Aku menyesap kopi hitam yang hangatnya sudah menghilang. Belum! Belum dingin masih hangat tapi sedikit.

Dengan susah payah aku meneguk kopi hitam itu. Rasanya benar benar pahit. Sangat pahit, seperti kehidupan ku saat ini. Kalau secara didefinisan ya seperti rasa kopi hitam ini. Tidak ada manis, gurih ataupun semacamnya. Hanya pahit, pahit dan pahit.
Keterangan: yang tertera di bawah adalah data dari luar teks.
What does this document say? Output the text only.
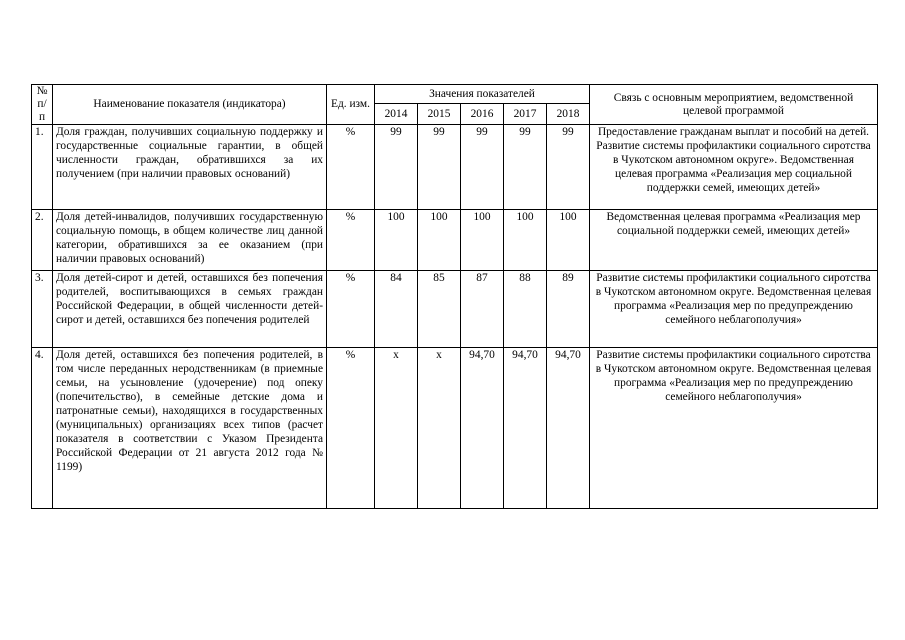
№ п/п	Наименование показателя (индикатора)	Ед. изм.	Значения показателей					Связь с основным мероприятием, ведомственной целевой программой
			2014	2015	2016	2017	2018	
1.	Доля граждан, получивших социальную поддержку и государственные социальные гарантии, в общей численности граждан, обратившихся за их получением (при наличии правовых оснований)	%	99	99	99	99	99	Предоставление гражданам выплат и пособий на детей. Развитие системы профилактики социального сиротства в Чукотском автономном округе». Ведомственная целевая программа «Реализация мер социальной поддержки семей, имеющих детей»
2.	Доля детей-инвалидов, получивших государственную социальную помощь, в общем количестве лиц данной категории, обратившихся за ее оказанием (при наличии правовых оснований)	%	100	100	100	100	100	Ведомственная целевая программа «Реализация мер социальной поддержки семей, имеющих детей»
3.	Доля детей-сирот и детей, оставшихся без попечения родителей, воспитывающихся в семьях граждан Российской Федерации, в общей численности детей-сирот и детей, оставшихся без попечения родителей	%	84	85	87	88	89	Развитие системы профилактики социального сиротства в Чукотском автономном округе. Ведомственная целевая программа «Реализация мер по предупреждению семейного неблагополучия»
4.	Доля детей, оставшихся без попечения родителей, в том числе переданных неродственникам (в приемные семьи, на усыновление (удочерение) под опеку (попечительство), в семейные детские дома и патронатные семьи), находящихся в государственных (муниципальных) организациях всех типов (расчет показателя в соответствии с Указом Президента Российской Федерации от 21 августа 2012 года № 1199)	%	х	х	94,70	94,70	94,70	Развитие системы профилактики социального сиротства в Чукотском автономном округе. Ведомственная целевая программа «Реализация мер по предупреждению семейного неблагополучия»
"Tuh kan. Kamu sih sok sokan. Gak suka kopi kok minum kopi?" Ucap bunda. Aku hanya memberi cengiran kuda.

"Bun." Panggil ku.

"Iya Nak?"

"Bunda Kapan Revi dapat donoran matanya?" Mulut ku selalu saja tidak bisa diajak kompromi. Nanti kesannya aku tidak bisa mengikhlaskan keadaan. Semoga saja bunda tidak berfikir seperti itu.

"Semuanya lagi cari cari sayang. Sebentar lagi mungkin. Kamu udah gak sabar ya mau lihat lagi? Mau lihat siapa sih? Hah?" Tanya bunda menggoda ku.

"Hhmm... mau liat siapa ya?" Ucap mu menggantung dan meletak kan jari telunjuk didagu ku. "Mau lihat bunda." Pekik ku. Bunda tertawa aku pun juga.

Ya Tuhan! Aku ingin seperti ini sampai nanti aku sudah tak bernyawa lagi. Panjang kan umur papi dan bunda Ya Tuhan. Aku masih ingin melihat mereka tersenyum dan tertawa saat seperti sekarang ini.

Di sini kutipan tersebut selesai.